Billy Lee Dougan, was born in Salem, Missouri and went to school here.  Billy joined the British Army in the summer of 1915, enlisting in Windsor, Canada.  He was assigned to the 23rd Battalion foot soldiers.  He was transferred to the Motor Transport Division located in France.  Billy was there for a year when he decided to apply for the Air Corps.  Not long after applying he was soon transferred again.  The Air Corps sent Billy to England where he was trained for six months.

After his training he was sent to France for aerial combat.  The 29th Squadron, which he was assigned to, was advised on September 28, 1918 to engage the enemy.  He was soon in aerial combat with a German pilot.  The fight didn’t last long and the German pilot fled.  Billy soon spotted a balloon tethered to the ground with a crew of forty men.  He turned his plane downward to attack the balloon when he was hit by six bullets to his leg.  In Billy’s retreat a seventh bullet pierced his lung.  Billy passed out and the plane dropped 200 yards crashing into the top of a two-story house.  He climbed out of the wreckage only to be met by a German Officer.

Billy lay on the ground for six hours until an ambulance took him to an enemy field hospital where he was left in a morgue for three days to die.  He had to leave his trusted plane which had shot down nine enemy planes during his 1,200 hours of military flight.  He survived this ordeal and on Christmas day, 1918 he arrived at Prince Wales Hospital in England.  He received a personal letter from King George and a pack of cigarettes from author Elinor Glynn.  He was discharged in October 1919.

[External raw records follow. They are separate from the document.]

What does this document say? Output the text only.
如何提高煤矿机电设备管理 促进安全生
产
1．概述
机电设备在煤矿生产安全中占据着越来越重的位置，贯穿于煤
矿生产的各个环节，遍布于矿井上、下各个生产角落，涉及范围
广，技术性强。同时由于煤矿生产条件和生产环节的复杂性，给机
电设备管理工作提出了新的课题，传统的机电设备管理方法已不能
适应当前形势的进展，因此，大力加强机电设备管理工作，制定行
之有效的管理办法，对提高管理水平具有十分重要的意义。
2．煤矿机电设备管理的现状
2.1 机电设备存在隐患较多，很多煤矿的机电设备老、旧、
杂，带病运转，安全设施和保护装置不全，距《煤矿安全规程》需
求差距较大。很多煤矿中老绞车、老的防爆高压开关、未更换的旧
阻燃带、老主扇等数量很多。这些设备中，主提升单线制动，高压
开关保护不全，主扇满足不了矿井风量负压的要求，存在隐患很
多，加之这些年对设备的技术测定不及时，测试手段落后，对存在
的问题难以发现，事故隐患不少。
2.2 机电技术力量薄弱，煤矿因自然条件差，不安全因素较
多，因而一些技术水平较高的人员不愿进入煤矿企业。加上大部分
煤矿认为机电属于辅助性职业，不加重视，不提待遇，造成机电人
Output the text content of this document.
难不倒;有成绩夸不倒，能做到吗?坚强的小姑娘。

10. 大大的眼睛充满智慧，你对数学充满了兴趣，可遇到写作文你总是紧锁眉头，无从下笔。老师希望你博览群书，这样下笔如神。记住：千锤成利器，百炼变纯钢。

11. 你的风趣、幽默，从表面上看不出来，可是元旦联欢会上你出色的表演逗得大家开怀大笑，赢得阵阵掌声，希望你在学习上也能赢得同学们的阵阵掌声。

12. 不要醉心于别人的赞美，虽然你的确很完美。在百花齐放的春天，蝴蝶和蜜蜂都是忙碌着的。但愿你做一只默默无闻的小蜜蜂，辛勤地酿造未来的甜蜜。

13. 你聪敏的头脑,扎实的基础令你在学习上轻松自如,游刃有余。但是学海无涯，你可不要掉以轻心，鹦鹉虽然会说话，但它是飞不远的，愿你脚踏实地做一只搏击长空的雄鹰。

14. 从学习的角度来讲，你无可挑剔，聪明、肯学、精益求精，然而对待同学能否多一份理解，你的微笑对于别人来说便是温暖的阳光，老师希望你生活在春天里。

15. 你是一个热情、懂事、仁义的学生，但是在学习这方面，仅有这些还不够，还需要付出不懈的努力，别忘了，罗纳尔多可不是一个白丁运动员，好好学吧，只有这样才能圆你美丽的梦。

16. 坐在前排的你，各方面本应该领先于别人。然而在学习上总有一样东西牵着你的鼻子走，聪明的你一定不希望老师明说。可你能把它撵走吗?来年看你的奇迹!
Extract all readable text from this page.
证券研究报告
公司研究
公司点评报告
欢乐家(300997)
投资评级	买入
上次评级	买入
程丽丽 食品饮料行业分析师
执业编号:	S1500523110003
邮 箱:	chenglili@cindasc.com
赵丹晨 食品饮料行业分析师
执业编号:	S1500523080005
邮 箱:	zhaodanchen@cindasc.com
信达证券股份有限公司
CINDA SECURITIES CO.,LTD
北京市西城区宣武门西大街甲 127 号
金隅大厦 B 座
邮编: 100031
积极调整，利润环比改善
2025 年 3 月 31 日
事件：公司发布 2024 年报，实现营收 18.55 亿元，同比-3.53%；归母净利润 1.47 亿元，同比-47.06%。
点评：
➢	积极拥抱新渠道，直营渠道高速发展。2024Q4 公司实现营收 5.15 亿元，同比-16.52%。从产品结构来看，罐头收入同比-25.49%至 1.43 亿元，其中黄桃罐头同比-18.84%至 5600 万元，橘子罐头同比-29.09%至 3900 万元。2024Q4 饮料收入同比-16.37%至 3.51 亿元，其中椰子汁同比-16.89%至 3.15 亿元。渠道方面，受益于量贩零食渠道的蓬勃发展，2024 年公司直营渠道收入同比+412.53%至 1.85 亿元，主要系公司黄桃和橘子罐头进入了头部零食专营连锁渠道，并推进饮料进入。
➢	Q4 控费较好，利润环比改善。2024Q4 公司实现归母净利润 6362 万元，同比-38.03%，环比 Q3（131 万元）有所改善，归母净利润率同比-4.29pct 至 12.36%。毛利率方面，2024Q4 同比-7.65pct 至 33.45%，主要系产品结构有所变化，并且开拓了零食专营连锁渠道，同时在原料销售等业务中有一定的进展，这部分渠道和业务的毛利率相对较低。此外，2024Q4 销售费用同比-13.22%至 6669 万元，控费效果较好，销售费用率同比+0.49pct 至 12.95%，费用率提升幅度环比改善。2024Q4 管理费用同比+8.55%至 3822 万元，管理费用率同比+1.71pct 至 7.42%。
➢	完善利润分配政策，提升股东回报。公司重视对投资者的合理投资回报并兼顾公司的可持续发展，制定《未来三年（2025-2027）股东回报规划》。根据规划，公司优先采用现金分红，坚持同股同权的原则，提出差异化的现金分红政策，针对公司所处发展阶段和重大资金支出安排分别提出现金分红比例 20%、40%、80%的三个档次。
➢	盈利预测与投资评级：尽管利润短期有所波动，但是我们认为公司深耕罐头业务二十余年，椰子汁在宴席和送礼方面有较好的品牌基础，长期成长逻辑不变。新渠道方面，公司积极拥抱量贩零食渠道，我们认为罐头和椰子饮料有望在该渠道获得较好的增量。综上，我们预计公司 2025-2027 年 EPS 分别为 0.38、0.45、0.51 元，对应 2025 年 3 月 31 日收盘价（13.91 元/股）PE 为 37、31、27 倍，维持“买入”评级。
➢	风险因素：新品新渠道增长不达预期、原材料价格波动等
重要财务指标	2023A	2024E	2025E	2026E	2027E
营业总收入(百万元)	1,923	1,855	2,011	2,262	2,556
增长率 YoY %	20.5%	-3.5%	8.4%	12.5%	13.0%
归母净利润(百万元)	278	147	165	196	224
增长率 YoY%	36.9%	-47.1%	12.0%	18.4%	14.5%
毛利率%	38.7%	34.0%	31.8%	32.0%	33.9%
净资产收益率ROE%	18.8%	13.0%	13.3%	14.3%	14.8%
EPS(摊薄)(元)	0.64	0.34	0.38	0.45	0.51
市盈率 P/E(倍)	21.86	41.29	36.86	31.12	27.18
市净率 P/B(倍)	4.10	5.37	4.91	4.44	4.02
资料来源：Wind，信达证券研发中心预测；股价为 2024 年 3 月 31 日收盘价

Billy came back to the states after being discharged and began crop dusting and barn storming with his plane.  This brings us to Main Street in Salem.  Billy visited Salem with his airplane, flying down Main Street with the wings of his plane level with the top of the buildings.  He flew around the steeple of the First Christian Church several times and then dipped his tires in the “cut” and at Bonebrake Spring.  Another trip to Salem Billy brought a parachutist who leapt from his plane and landed in the vicinity of the old High School on Tenth Street.  Billy was the grandson of Judge L.B. Woodside.